Q5:川崎病の症状はどのようなものですか?
Q6:川崎病の診断はどのようにしますか?
Q7:川崎病の治療はどのようにしますか?
Q1:なぜ川崎病と呼ぶのですか?
A1:1967(昭和42)年、日赤医療センター小児科部長の川崎冨作先生が、発見したもので川崎先生の名前をとって「川崎病」と呼ぶようになりました。
Q2:川崎病はどのような病気ですか?
A2:川崎病は、4才以下の乳幼児にみられる原因不明の病気で、血管炎のひとつです。
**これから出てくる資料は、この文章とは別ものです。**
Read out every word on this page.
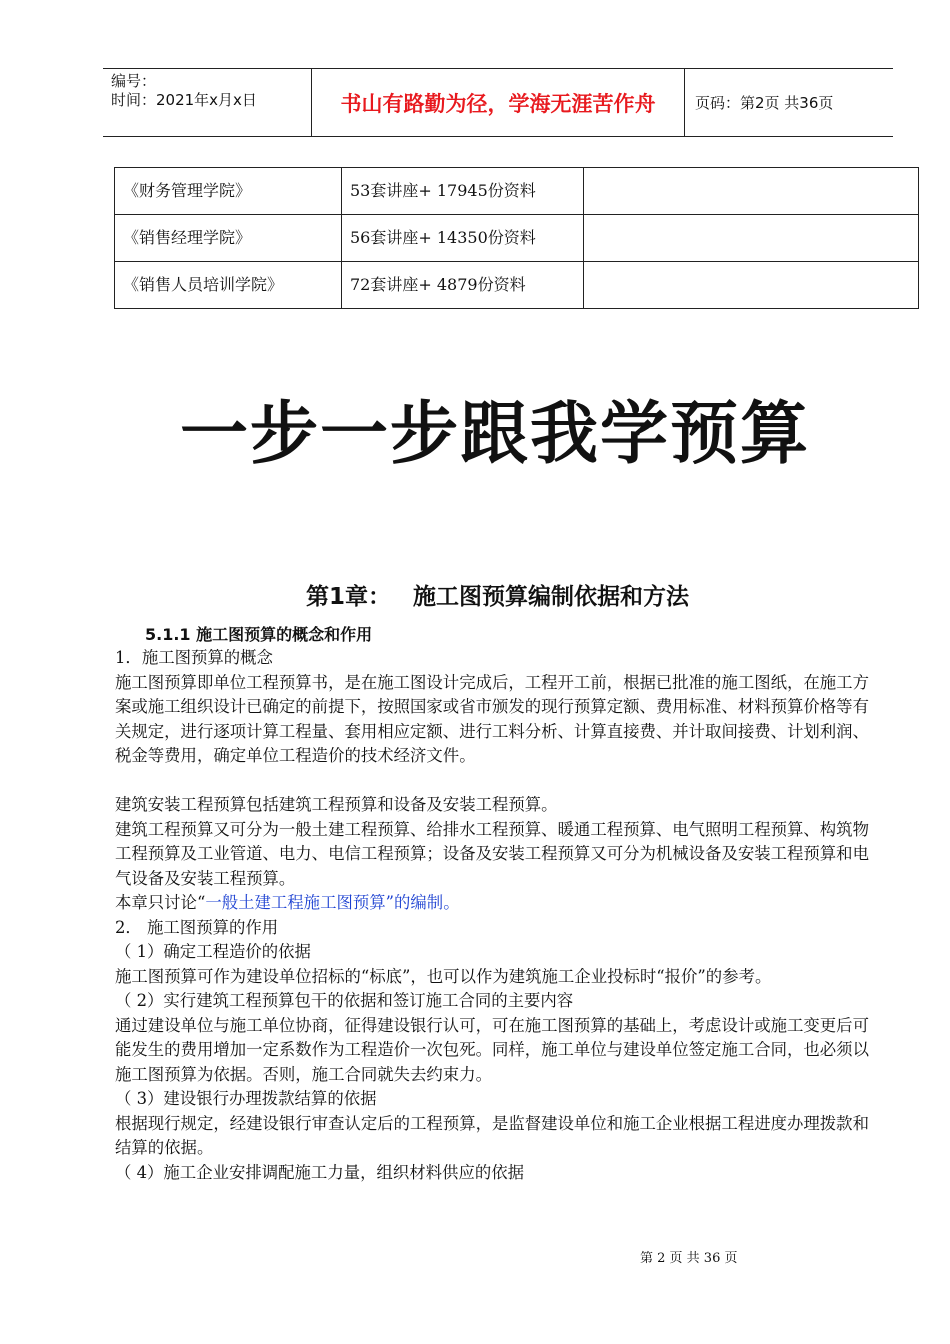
编号：
时间：2021年x月x日	书山有路勤为径，学海无涯苦作舟	页码：第2页 共36页
《财务管理学院》	53套讲座+ 17945份资料	
《销售经理学院》	56套讲座+ 14350份资料	
《销售人员培训学院》	72套讲座+ 4879份资料	
一步一步跟我学预算
第1章： 施工图预算编制依据和方法
5.1.1 施工图预算的概念和作用

1．施工图预算的概念

施工图预算即单位工程预算书，是在施工图设计完成后，工程开工前，根据已批准的施工图纸，在施工方案或施工组织设计已确定的前提下，按照国家或省市颁发的现行预算定额、费用标准、材料预算价格等有关规定，进行逐项计算工程量、套用相应定额、进行工料分析、计算直接费、并计取间接费、计划利润、税金等费用，确定单位工程造价的技术经济文件。

建筑安装工程预算包括建筑工程预算和设备及安装工程预算。

建筑工程预算又可分为一般土建工程预算、给排水工程预算、暖通工程预算、电气照明工程预算、构筑物工程预算及工业管道、电力、电信工程预算；设备及安装工程预算又可分为机械设备及安装工程预算和电气设备及安装工程预算。

本章只讨论“一般土建工程施工图预算”的编制。

2． 施工图预算的作用

（ 1）确定工程造价的依据

施工图预算可作为建设单位招标的“标底”，也可以作为建筑施工企业投标时“报价”的参考。

（ 2）实行建筑工程预算包干的依据和签订施工合同的主要内容

通过建设单位与施工单位协商，征得建设银行认可，可在施工图预算的基础上，考虑设计或施工变更后可能发生的费用增加一定系数作为工程造价一次包死。同样，施工单位与建设单位签定施工合同，也必须以施工图预算为依据。否则，施工合同就失去约束力。

（ 3）建设银行办理拨款结算的依据

根据现行规定，经建设银行审查认定后的工程预算，是监督建设单位和施工企业根据工程进度办理拨款和结算的依据。

（ 4）施工企业安排调配施工力量，组织材料供应的依据

第 2 页 共 36 页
日本に多く発生し、全国的に徐々に増加しております。患者数は1982年には約16,000人、1986年には約13,000人と大流行しました。その他の年は8,000人以下でした。1999年が6,684人、2000年が7,907人でした。1998年末までの川崎病患者の累計は約153,000人になっております。
Q3:川崎病の原因はなんですか?
A3:原因についても細菌感染説、リケッチア説、ダニ説、未知のウイルス説、洗剤説などがありますが、不明です。
Q4:川崎病はなぜ注目されるのですか?
A4:冠動脈が血管炎を起し、心臓を養っている冠動脈がふくれ、冠動脈瘤ができます。それがつまり、そのため急性心筋梗塞で突然死を起すので、非常に注目され、恐れられております。致命率は0.03〜0.09%です。この冠動脈瘤は、発病して10日位で見られます。普通、治癒しますが、約10〜20%の患者は冠動脈瘤となって障害が残ります。重症の冠動脈障害が残るのは3%くらいと考えられています。
Q5:川崎病の症状はどのようなものですか?
A5:川崎病の症状は多数ありますが、まとめると主要症状は6つになります。6つのうち5つ以上の症状を伴うものは川崎病と考えられます。ただし、4つの症状しか認められなくても、経過中に心断層エコーや心血管造影で、冠動脈瘤が確認されたときも川崎病と診断します。川崎病の主要症状は 1)5日以上続く高熱(38℃以上) 2)手足の先が赤くなりはれと発疹 (紅斑と硬性浮腫) 3)両側の眼球結膜が充血し赤くなる 4)口唇が赤くなり、いちご舌 5)体全体に赤い発疹 6)頸部リンパ節が腫れる
Q6:川崎病の診断はどのようにしますか?
A6:血液検査で白血球数、赤沈、CRP、GOTが上昇するのに対し、アルブリンやナトリウムは低下します。冠動脈瘤を確認するために、心断層エコーが有効な検査です。胸部レントゲンや心電図検査も実施します。精密検査として心臓カテーテル検査を行うこともあります。
Q7:川崎病の治療はどのようにしますか?
A7:アスピリンの約2か月間服用とガンマグロブリンの投与をして冠動脈瘤ができるのを予防します。